Since you’ll presumably be using a lot of public Wi-Fi with your iPod, it may be worth setting up a VPN to protect your traffic from potential snoopers too. This is possible with Algo, a set of scripts that automate much of the VPN creation process. Just make an account on a hosting provider such as Digitalocean, run the script on your PC, and answer the questions. The script will output a file that you then transfer over to your iPod; if you’re using a Mac, AirDrop works well for this. If that sounds a bit too technical, you could download a commercial VPN app instead.
But how many extra apps you wish to install depends on how seriously you want to take the security of your iPod. You could have a device solely dedicated to Signal, with no Apple ID signed in so iMessage won’t work, or other apps. This would be to decrease your so-called attack surface; limiting the number of possibilities hackers have to try and get into your device. With that being said, if you are already concerned about an attacker directly hacking into your iOS device—something typically only available to nation states, as iOS is generally considered the most robust consumer operating system in the world—you may have much more serious things to worry about.
The drawbacks of using an iPod Touch over a cell phone
An iPod does have some other drawbacks over a fully-fledged iPhone though. The iPod does not come with Touch or FaceID, Apple’s relatively robust alternatives to using a device passcode. Then again, using an iPod is supposed to be focused on dealing with remote threats, not ones when a hacker has physical access to the device. If you need to worry more about the latter, perhaps this approach isn’t for you.
And to be clear, this quite drastic switch from a phone over to an iPod is not for everyone. It may simply be too inconvenient for a lot of people, both socially and professionally, to only rely on an internet rather than a cellular connection.

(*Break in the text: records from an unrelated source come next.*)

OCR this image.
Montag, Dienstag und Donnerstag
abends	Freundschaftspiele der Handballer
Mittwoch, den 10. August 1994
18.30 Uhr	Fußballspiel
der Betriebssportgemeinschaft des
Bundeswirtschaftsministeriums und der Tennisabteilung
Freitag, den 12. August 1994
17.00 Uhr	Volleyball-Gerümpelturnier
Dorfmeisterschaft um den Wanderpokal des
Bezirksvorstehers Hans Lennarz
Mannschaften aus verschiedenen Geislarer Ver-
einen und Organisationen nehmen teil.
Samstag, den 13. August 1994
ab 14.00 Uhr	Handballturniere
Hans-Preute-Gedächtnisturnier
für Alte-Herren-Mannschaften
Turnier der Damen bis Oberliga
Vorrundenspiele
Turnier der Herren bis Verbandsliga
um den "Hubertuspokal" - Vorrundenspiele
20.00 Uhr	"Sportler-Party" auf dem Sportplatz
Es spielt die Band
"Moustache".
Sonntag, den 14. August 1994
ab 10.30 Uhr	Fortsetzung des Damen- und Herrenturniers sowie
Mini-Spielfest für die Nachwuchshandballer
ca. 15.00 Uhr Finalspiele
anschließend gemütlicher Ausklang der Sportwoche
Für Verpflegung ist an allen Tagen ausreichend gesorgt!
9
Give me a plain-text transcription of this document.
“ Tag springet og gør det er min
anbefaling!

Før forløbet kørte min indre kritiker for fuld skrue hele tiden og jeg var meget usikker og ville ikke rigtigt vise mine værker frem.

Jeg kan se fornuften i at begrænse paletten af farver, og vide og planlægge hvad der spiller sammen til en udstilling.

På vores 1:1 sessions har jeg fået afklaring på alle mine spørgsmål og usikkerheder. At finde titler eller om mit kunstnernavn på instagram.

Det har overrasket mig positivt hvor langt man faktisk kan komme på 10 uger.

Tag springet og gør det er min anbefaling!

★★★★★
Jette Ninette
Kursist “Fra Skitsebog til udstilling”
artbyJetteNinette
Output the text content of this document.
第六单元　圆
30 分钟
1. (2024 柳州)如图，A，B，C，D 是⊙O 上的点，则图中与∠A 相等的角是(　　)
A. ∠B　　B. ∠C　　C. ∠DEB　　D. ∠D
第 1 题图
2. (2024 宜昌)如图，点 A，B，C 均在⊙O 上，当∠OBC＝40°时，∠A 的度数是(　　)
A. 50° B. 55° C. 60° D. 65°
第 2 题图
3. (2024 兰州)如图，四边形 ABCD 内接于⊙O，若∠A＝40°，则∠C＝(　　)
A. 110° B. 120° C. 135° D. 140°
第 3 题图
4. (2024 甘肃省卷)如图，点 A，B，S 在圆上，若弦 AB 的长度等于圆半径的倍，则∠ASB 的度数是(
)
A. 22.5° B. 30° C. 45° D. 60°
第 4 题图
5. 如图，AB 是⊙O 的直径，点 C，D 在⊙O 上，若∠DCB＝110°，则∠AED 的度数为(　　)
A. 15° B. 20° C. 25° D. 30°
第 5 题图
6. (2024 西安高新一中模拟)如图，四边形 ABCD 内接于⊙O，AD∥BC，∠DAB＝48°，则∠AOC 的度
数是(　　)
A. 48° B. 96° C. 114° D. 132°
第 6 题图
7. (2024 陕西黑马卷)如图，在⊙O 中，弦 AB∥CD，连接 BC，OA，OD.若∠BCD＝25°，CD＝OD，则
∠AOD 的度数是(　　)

Maybe the place you live doesn’t have much public Wi-Fi, or it is otherwise difficult to get online when out and about.
But for those with the means and concern around telecom threats, switching to an iPod can be a way of doing the things you would normally do on a phone but with much more security and privacy in mind.
Correction: A previous version of this article incorrectly stated that the iPod Touch does not come with the Secure Enclave Processor (SEP). This is false; Apple later clarified in an email that, although the iPod Touch does not have Touch or FaceID, it does still have SEP. Motherboard regrets the error.